I’ve only watched one episode of the show, but Club-to-Death Angel Dokuro-chan may be my new favorite. The show involves Dokuro-chan, cute as a button with her halo, who has inexplicably moved into the bedroom of a high school student named Sakuro. The guy’s not as lucky as you might think, however; this little angel has a bit of a temper and a giant baseball bat with wicked spikes, which she does not hesitate to use. In the first episode, she decapitates Sakuro with Excalibolg at least three times in great fountains of blood.

It’s hilarious.

As quick as she is to anger, she immediately feels remorse and with a “Pipiru piru piru pipiru pi!” she twirls Ecalibolg cheerleader-style and restores the fragments of his skull. “That hurt,” he said one time after being killed.

She declares that she will be going to school with him, and he makes her promise not to crush anyone’s skull. She reluctantly agrees.

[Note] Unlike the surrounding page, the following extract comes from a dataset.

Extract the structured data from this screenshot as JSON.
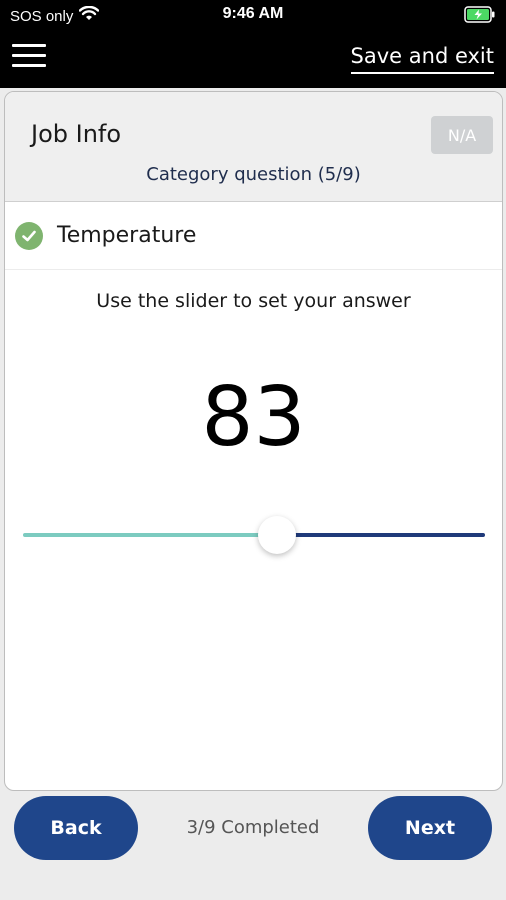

Then she agrees not to reveal that she is an angel.

“And of course, you can’t use any of your mysterious angelic powers, either.”

“No angelic powers.”

“No tear gas, either.”

“No firing of tear gas, either.”

“Don’t forget our promise, Okay?”

I don’t want to give it all away, but she’s not a terribly trustworthy angel.

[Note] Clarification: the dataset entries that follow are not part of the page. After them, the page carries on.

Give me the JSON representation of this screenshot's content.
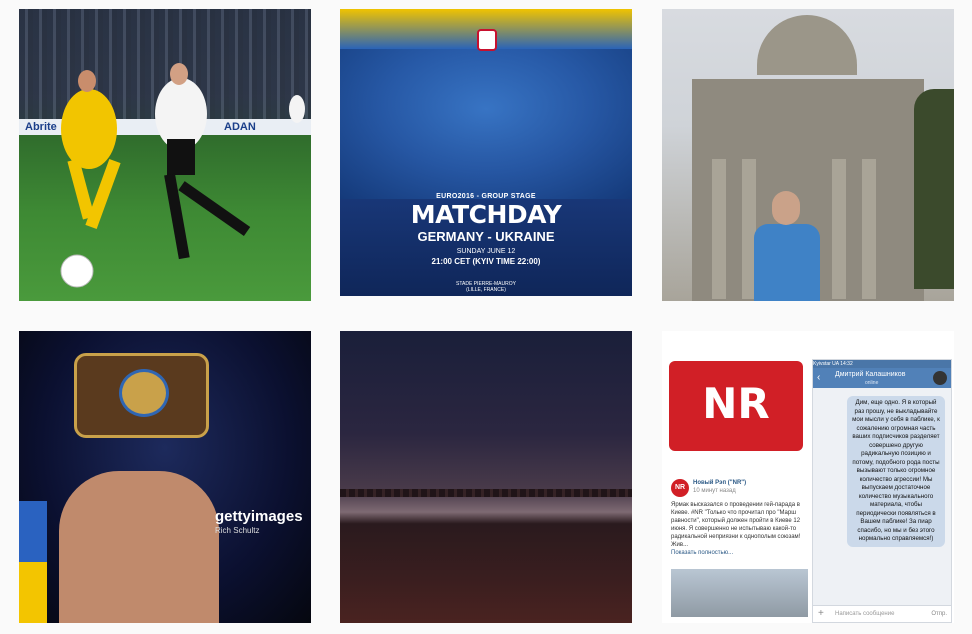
{
  "tiles": {
    "football": {
      "board_left": "Abrite",
      "board_right": "ADAN"
    },
    "matchday": {
      "stage": "EURO2016 - GROUP STAGE",
      "title": "MATCHDAY",
      "teams": "GERMANY - UKRAINE",
      "date": "SUNDAY JUNE 12",
      "time": "21:00 CET (KYIV TIME 22:00)",
      "venue_line1": "STADE PIERRE-MAUROY",
      "venue_line2": "(LILLE, FRANCE)"
    },
    "boxer": {
      "watermark": "gettyimages",
      "credit": "Rich Schultz"
    },
    "nr_post": {
      "logo_text": "NR",
      "small_logo": "NR",
      "author": "Новый Рэп (\"NR\")",
      "time_ago": "10 минут назад",
      "body": "Ярмак высказался о проведении гей-парада в Киеве. #NR \"Только что прочитал про \"Марш равности\", который должен пройти в Киеве 12 июня. Я совершенно не испытываю какой-то радикальной неприязни к однополым союзам! Жив...",
      "more": "Показать полностью...",
      "phone_status": "Kyivstar  UA   14:32",
      "chat_name": "Дмитрий Калашников",
      "chat_status": "online",
      "message": "Дим, еще одно. Я в который раз прошу, не выкладывайте мои мысли у себя в паблике, к сожалению огромная часть ваших подписчиков разделяет совершено другую радикальную позицию и потому, подобного рода посты вызывают только огромное количество агрессии! Мы выпускаем достаточное количество музыкального материала, чтобы периодически появляться в Вашем паблике! За пиар спасибо, но мы и без этого нормально справляемся!)",
      "input_placeholder": "Написать сообщение",
      "send_label": "Отпр."
    }
  },
  "colors": {
    "background": "#fafafa",
    "nr_red": "#d11f26",
    "vk_blue": "#5181b8",
    "ukraine_blue": "#2a62c0",
    "ukraine_yellow": "#f3c500"
  }
}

The show opens with Dokuro-chan flying among the clouds, cute little angel wings flapping, a frightfully happy smile on her little face, the vicious-looking bat flying along next to her, while a perky girl-voice sings:

Pipiru piru piru pipiru pi
Pipiru piru piru pipiru pi
The bat that can do anything, Excalibolg!
Pipiru piru piru pipiru pi
Pipiru piru piru pipiru pi
When you hear my magical spell, you’ll be reborn again.
No, no, don’t be like that, dummy!
Don’t glare at me like that! Please!
Club-to-Death Angel, spraying blood everywhere, Dokuro-chan!
Club-to-Death Angel, she makes you bleed from the heart, Dokuro-chan!
I’ll step on you, tie you up, beat you up,
Kick you, be a cocktease, hang you,
But that’s just how I express my love!
Club-to-Death Angel, who pounds you with her bat, Dokuro-chan!
Club-to-Death Angel, blood-stained all over, Dokuro-chan!
I’ll cut you, punch you, toy with you,
Stab you, leave you out in the cold, drip stuff on you,
But that’s just how I express my love!
Pipiru piru piru pipiru pi!

“Bleed from the heart” is more literal in this translation than usual. During the opening credits there is a sequence where she is dancing around like a cheerleader, swinging her bat, and with each stroke more blood splatters about. She ends by dong the splits, hands raised, bat twirling, smiling from ear to ear, a twinkle in her eye, while blood drips down the screen. Priceless.

1

OK, there was one thing I did…

I downloaded more or less at random a Japanese animation (“anime” the kids call it) called Cutey Honey Flash. Somewhere it was listed as a top download. It is a 3-episode reprise of a 1970’s TV series, done in the last couple of years. It’s about your typical super-popular high school girl, idolized by all her classmates, especially expert at fencing (judging by anime, these girls really are typical), who, by touching her brooch and shouting (in English) “HONEY FLASH!” awakens super powers so she can fight an all-female band of supernatural villains known as Panther Claw. (Pronounced “Panthl Crawl” – they choose to use English at the oddest times.)

This story has been redone several times, apparently, including a live-action movie. You just can’t get enough Cutey Honey!

I have only seen the first episode, but there are two things I really like about this silly show. First, the modern version does a great job staying in the whole ’70’s feel, especially the opening song in which, over trumpets and bongoes, a woman sings this (copied from the subtitles):

A right now, en vogue girl
a small bottomed girl
Look my way, Honey
Come on… Come on, just a little bit!
Please, oh please don’t hurt my feelings
My heart is racing!

No! No!
No, don’t look at me~
HONEY FLASH!

Please, oh please don’t come close
My nose is twitching!
No! No!
No, don’t look at me~
HONEY FLASH!

I’m changing!

HONEY FLASH! Is sung in English. My nose is twitching? Your guess is as good as mine.

My second favorite part is that at the end of episode one her father is lost in a fiery blimp crash. I’m a big fan of blimps.